Hihi it has been so long since my last post. Too busy since J2 started and today is HBL day so I can finally take a break. Actually not really given that it's 4am now what have I been doing with my life. Anyway,I don't actually know what to do with this post. Maybe, some music first?


And the cantonese version because this one carries more emotion, and there's lyrics.


Actually knew of the song sometime in January. Now the obsession has cooled down, still like it though, the lag oh well.

Now I feel like I'm entering a world of increasing complexity, especially my social environment. It has come to the point where certain things I know about have exceeded my level of understanding. I feel like there are a lot of things going under the surface around me but people refuse to tell me anything about it even though they may know somethings about it, and I just feel like I'm left in the dark. Everyone has a half understanding of things and then postulate and judge, and other people will then have half understanding of their judgements, and these other people will carry on postulating and judging based on their half understanding of the postulations and judgements. Cycle repeats. Some base their judgements completely on intuition, some worries about things that they have half understanding about and others assume things, with their dark thoughts as lenses, filtering the world into a dark reality. Sometimes, I wonder if those people who claim that they understand or know actually know anything at all, or if they are just blinded by their own judgements. If people judge less and be more open, I think my social environment will be a lot less complicated and I won't have a headache now.

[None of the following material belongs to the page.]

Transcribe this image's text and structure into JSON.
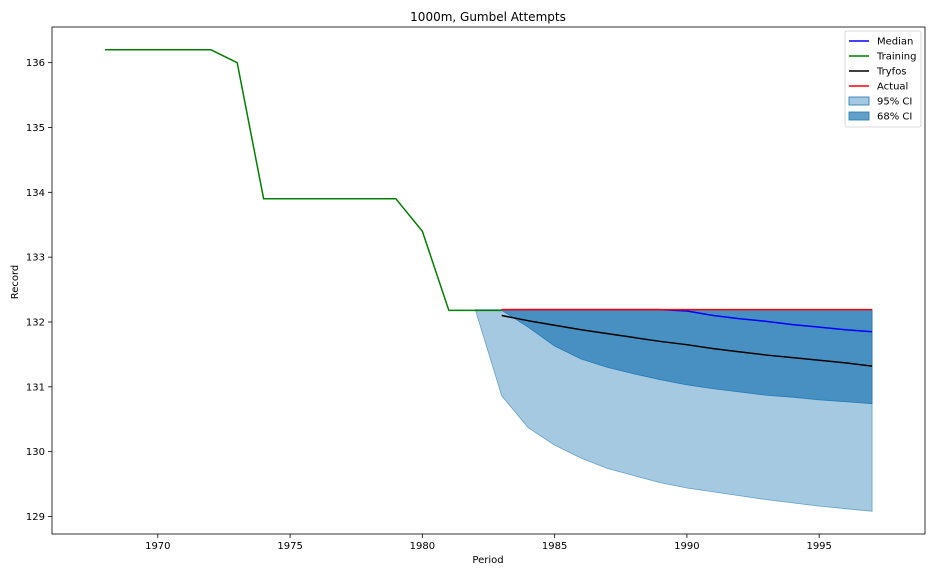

I feel very old now. I feel as though I will be thrown into the adult world at any moment. When I was a kid, the adult world is dull and boring. It is about watching the news, stock market, formalities, a bunch of trivial and uncomfortable rules, grey buildings and excessive worrying about the weather. Therefore, since a kid I formed a natural distaste for things like economics and politics, because they are the things that adults do and what makes them so boring. Now I don't feel much different than my younger self, except with deeper understanding of the uncomfortable rules and human nature. Now the thought that I'm going to become one of them make me feel very depressed. I really don't get people's obsession with statistics and news. Sigh sorry I side tracked a bit. Anyway my main point is that I have no idea how to handle this increasingly complex social world. Shall I be ignorant or pretend to be? Will I take an arrow in the knee when I shut myself in the dark? If ignorance is bliss, I would rather live in my own world. Trying to know and understand everything is exhausting.